Sounds like repeated marketing hype. I’ll believe it after they’re actually released and I can see some independent tests.
We’ll have those tests for you soon enough, stay tuned!
If this were true, then why are are they making and selling the desktop versions at all, with their fans, back plates and other cooling features? Discrete laptop graphics have had thermal throttling issues since the dawn of time, even those bearing the same model numbers, and I don’t see this changing.
Thermal packaging is obviously a big differentiator between the two, sure. But when you’re sticking more efficient chips in, you have more headroom to play with.
If they’ve got more efficient chips, they’ve basically got two options:
1. the desktop boards consume less energy and produce less waste heat.
2. the desktop boards consume the same amount of energy but can do a lot more while fitting into the thermal envelope.
If they’ve taken (1), then it is a legitimate question to ask why the new desktop boards have the same type of cooling tech as the old generation. It seems much more likely that (2) is the case and the mobile GPUs aren’t on par with their desktop counterparts.

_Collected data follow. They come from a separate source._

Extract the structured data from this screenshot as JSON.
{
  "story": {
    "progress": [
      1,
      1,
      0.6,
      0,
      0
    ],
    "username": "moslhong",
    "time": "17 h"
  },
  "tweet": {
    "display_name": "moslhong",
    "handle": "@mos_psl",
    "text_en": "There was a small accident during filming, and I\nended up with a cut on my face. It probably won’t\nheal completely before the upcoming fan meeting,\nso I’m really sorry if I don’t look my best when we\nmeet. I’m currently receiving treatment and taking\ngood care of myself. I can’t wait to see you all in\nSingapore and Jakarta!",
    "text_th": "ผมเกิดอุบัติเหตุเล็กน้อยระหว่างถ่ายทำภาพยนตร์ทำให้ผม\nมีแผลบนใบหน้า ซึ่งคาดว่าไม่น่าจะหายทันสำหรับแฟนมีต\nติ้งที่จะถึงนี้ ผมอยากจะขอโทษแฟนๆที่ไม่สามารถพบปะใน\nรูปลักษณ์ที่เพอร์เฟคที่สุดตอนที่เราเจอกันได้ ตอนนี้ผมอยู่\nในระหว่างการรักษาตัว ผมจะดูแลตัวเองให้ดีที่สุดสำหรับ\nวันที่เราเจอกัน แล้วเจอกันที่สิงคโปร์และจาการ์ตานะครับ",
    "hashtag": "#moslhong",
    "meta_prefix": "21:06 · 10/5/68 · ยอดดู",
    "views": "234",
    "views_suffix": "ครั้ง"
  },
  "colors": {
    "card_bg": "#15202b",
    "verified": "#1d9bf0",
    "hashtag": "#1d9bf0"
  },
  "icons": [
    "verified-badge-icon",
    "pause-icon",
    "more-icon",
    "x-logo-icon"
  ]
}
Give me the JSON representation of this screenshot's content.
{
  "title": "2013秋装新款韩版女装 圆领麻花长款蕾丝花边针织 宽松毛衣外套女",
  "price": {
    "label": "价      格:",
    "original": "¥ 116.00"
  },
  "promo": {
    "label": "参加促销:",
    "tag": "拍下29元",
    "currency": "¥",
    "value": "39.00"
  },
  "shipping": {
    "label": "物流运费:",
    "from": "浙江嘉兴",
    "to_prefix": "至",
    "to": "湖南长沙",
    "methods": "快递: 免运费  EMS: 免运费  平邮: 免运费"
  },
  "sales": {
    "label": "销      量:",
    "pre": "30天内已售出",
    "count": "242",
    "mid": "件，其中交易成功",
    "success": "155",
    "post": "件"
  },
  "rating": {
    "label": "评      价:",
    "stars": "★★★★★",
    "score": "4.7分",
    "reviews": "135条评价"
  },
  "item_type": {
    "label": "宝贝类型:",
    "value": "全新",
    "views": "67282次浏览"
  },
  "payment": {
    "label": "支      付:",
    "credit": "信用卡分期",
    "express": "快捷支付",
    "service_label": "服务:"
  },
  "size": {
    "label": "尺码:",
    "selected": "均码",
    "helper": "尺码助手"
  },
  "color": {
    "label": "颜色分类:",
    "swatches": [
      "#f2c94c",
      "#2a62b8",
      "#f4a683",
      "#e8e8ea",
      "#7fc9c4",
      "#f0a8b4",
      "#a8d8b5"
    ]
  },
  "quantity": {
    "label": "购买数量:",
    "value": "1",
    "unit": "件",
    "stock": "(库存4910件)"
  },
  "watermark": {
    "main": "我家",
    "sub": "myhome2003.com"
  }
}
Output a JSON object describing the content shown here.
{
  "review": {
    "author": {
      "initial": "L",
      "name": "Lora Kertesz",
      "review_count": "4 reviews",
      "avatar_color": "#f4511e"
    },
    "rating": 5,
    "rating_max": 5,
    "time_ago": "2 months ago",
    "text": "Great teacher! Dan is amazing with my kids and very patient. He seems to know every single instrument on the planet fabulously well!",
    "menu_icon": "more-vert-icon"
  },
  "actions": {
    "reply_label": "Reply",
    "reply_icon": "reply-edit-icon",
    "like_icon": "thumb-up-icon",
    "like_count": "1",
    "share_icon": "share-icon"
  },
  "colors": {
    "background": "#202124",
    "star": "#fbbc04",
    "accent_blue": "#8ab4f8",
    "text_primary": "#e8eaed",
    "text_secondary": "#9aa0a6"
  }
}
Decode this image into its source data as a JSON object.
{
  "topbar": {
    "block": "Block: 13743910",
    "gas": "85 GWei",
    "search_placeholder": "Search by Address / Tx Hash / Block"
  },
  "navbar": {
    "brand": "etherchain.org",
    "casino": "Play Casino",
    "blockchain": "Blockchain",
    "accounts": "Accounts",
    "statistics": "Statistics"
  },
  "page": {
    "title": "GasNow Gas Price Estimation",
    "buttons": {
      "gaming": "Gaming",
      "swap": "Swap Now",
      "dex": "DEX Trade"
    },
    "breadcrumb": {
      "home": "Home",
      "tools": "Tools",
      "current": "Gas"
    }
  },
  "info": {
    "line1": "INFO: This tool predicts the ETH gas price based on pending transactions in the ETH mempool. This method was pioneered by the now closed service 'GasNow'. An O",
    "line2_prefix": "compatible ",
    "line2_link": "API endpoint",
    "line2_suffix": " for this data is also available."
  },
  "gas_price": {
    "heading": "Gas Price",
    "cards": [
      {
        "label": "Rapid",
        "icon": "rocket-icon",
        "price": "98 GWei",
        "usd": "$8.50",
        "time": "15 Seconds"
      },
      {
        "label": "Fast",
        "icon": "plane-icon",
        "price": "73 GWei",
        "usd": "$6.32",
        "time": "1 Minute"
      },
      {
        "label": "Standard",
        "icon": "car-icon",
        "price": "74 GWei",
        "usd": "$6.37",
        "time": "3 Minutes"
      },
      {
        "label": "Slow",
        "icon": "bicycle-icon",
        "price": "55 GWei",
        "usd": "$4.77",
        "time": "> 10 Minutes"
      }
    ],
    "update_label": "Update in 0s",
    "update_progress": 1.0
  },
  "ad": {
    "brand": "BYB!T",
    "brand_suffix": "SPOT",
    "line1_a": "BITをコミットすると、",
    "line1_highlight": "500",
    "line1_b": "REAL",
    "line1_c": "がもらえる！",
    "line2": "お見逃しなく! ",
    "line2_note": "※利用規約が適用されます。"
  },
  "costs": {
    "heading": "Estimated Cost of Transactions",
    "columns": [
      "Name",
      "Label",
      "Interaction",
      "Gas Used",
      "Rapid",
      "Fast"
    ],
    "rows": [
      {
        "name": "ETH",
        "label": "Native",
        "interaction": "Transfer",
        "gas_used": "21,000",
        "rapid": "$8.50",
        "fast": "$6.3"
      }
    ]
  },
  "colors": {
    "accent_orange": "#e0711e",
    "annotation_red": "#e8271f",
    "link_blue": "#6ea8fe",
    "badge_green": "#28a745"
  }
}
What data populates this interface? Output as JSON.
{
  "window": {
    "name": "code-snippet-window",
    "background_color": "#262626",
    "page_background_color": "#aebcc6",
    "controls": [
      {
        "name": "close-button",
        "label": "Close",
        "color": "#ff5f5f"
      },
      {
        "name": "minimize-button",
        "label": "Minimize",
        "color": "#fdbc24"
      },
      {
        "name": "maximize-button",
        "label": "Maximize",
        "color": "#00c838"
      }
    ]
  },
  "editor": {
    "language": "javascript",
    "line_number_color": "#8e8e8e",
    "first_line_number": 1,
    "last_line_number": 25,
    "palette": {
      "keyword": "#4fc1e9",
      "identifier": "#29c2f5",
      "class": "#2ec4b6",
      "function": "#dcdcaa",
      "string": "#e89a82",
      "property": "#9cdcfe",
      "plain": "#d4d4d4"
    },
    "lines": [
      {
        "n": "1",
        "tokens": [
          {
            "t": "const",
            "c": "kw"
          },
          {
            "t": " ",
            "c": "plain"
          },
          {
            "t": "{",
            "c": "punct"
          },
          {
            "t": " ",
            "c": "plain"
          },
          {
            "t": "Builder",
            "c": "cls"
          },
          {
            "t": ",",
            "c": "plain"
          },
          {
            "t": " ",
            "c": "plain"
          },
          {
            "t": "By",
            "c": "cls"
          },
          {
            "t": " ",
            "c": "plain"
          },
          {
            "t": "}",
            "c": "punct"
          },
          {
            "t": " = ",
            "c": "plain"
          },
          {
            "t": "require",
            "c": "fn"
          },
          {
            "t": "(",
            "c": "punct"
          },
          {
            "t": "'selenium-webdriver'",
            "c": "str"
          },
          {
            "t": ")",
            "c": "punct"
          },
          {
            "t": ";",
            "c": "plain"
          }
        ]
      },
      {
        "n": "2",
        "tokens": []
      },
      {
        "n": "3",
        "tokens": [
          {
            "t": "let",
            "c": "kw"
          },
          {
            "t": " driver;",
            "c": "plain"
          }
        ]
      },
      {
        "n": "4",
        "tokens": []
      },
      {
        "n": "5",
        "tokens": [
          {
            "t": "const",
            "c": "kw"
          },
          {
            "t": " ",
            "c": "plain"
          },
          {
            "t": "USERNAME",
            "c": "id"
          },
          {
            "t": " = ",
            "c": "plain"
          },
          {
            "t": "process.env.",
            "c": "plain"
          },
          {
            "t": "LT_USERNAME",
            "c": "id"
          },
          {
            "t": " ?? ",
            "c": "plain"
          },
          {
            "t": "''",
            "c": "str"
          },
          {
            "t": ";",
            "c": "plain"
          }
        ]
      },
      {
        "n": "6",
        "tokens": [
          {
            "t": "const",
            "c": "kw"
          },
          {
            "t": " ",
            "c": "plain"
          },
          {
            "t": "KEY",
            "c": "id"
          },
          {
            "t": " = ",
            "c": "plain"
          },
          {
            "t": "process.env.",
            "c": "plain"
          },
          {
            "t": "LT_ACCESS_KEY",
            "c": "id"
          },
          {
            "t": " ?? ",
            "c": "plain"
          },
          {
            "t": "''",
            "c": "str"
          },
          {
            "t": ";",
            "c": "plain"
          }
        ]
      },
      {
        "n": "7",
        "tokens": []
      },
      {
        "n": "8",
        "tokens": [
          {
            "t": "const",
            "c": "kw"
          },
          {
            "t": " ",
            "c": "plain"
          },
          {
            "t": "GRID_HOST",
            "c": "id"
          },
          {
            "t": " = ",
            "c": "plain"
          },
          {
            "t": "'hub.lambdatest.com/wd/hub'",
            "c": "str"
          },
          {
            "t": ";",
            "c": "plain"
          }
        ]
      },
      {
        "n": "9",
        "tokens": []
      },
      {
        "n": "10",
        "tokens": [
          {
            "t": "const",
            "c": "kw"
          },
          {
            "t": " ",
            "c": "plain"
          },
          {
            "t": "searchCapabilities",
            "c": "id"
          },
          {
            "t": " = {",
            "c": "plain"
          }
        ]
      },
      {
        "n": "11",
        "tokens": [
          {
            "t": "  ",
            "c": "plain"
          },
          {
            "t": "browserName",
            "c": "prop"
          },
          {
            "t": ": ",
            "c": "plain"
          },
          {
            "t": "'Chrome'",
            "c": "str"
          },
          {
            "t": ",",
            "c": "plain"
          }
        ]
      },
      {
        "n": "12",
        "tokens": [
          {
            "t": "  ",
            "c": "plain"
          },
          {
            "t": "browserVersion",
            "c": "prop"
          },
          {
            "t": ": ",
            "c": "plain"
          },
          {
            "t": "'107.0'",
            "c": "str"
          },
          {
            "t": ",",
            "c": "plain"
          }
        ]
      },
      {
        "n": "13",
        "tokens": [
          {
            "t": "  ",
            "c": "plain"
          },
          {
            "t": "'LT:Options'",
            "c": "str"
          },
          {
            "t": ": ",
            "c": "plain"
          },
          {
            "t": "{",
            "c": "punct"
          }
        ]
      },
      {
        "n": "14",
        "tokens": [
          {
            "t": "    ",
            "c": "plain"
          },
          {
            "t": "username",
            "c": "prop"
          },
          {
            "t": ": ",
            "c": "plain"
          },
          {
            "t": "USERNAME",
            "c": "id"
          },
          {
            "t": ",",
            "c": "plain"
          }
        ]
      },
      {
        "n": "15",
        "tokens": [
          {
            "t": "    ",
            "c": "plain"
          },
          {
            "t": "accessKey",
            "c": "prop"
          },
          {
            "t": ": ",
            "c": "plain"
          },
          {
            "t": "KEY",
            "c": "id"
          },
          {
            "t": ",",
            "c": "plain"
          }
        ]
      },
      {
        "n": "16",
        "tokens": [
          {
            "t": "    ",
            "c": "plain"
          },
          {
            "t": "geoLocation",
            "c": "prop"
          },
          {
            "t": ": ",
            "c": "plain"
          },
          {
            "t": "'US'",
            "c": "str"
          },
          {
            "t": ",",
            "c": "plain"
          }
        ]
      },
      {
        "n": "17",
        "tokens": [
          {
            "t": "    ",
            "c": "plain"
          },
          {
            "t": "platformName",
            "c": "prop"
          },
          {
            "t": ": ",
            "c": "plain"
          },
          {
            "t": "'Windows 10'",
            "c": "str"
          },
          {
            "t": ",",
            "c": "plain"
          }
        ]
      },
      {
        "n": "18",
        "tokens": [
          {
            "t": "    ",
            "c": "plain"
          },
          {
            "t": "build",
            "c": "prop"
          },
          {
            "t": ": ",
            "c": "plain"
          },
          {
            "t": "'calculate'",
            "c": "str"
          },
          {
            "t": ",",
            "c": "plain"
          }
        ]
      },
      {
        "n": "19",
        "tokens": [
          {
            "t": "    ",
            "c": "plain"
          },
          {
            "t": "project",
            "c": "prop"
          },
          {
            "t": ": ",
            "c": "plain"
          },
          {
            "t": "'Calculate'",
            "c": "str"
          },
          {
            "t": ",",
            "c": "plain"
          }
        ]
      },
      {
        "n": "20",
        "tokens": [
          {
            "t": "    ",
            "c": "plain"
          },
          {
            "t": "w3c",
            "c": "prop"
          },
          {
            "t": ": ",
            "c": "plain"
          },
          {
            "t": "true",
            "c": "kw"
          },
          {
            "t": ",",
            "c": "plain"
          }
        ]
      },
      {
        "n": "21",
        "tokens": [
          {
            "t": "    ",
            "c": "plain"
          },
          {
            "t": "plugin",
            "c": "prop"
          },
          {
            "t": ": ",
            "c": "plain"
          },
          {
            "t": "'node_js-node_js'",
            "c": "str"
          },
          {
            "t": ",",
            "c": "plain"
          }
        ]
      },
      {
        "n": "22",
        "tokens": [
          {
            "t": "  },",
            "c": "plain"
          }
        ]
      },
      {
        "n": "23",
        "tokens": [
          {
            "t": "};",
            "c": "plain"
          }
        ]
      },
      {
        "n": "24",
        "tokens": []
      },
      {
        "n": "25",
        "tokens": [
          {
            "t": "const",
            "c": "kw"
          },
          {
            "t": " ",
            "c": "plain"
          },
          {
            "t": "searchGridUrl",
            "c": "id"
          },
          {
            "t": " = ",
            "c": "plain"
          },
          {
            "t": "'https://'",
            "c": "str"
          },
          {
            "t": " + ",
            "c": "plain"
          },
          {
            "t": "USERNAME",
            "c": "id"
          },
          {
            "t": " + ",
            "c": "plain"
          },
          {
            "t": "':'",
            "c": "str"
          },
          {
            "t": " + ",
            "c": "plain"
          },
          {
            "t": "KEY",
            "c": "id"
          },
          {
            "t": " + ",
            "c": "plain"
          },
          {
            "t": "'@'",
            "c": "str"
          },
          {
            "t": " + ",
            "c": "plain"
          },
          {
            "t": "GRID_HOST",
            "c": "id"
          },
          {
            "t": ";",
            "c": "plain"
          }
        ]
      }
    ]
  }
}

We’re talking about GPUs within the same generation. Unless Nvidia discovered some earth-shattering, cataclysmic alien technology between the launch of the desktop 10XX series and now, I’ll bet my next paycheque that ‘just as powerful as desktop’ is meaningless marketing.
Exactly, if the “New Mobile GPUs Are Just As Powerful As Desktop GPUs” were true, then the desktop cards would be a hell of a lot smaller.
It isn’t just as powerful if it is throttled in actual use.
GTX 1080 is same as desktop and M.
GTX 1070 actually has 7% more CUDA cores on the M version than the desktop version.
The trump card for desktop is better power and thermal envelopes, meaning desktop will have better performance overall. Nvidia expects 1080 to perform on M with only a ~10% loss, which is muuuuuuch better than the up-to-50% loss in years past.